Identifying Risk Factors For Heart Disease in Electronic Medical Records: A Deep Learning Approach
Thanat Chokwijitkul | Anthony Nguyen | Hamed Hassanzadeh | Siegfried Perez
Proceedings of the BioNLP 2018 workshop
Automatic identification of heart disease risk factors in clinical narratives can expedite disease progression modelling and support clinical decisions. Existing practical solutions for cardiovascular risk detection are mostly hybrid systems entailing the integration of knowledge-driven and data-driven methods, relying on dictionaries, rules and machine learning methods that require a substantial amount of human effort. This paper proposes a comparative analysis on the applicability of deep learning, a re-emerged data-driven technique, in the context of clinical text classification.
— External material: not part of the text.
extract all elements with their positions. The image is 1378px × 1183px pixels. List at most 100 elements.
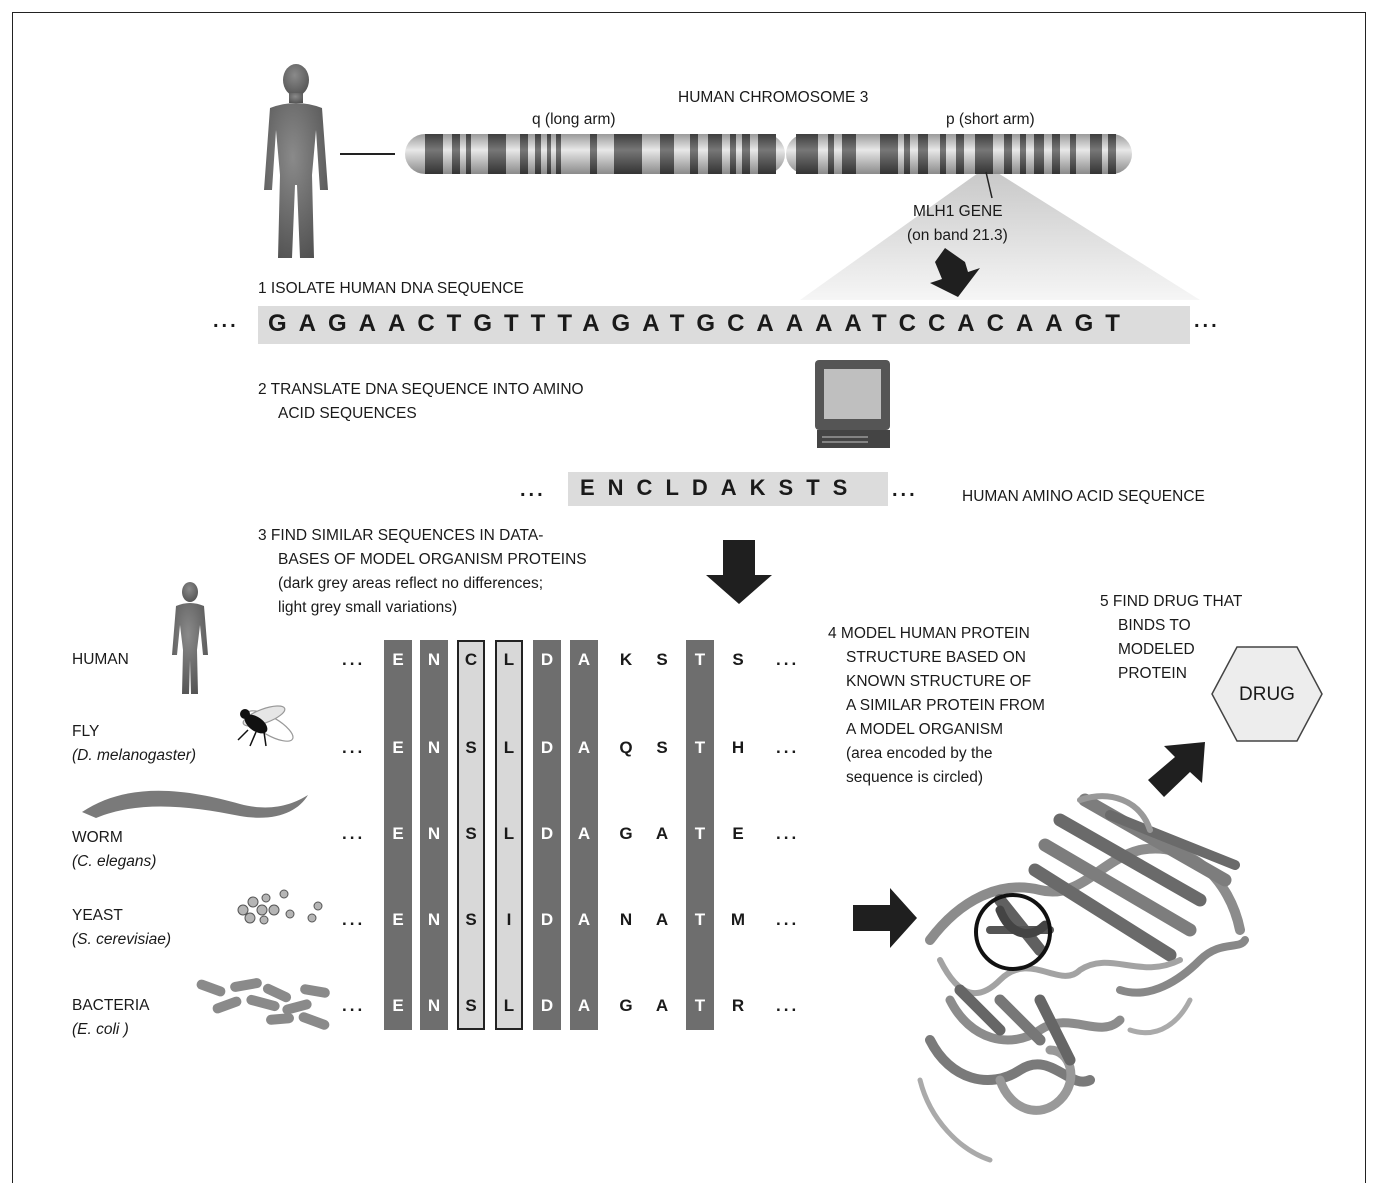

Various deep learning architectures were devised and evaluated for extracting heart disease risk factors from clinical documents. The data provided for the 2014 i2b2/UTHealth shared task focusing on identifying risk factors for heart disease was used for system development and evaluation. Results have shown that a relatively simple deep learning model can achieve a high micro-averaged F-measure of 0.9081, which is comparable to the best systems from the shared task. This is highly encouraging given the simplicity of the deep learning approach compared to the heavily feature-engineered hybrid approaches that were required to achieve state-of-the-art performances.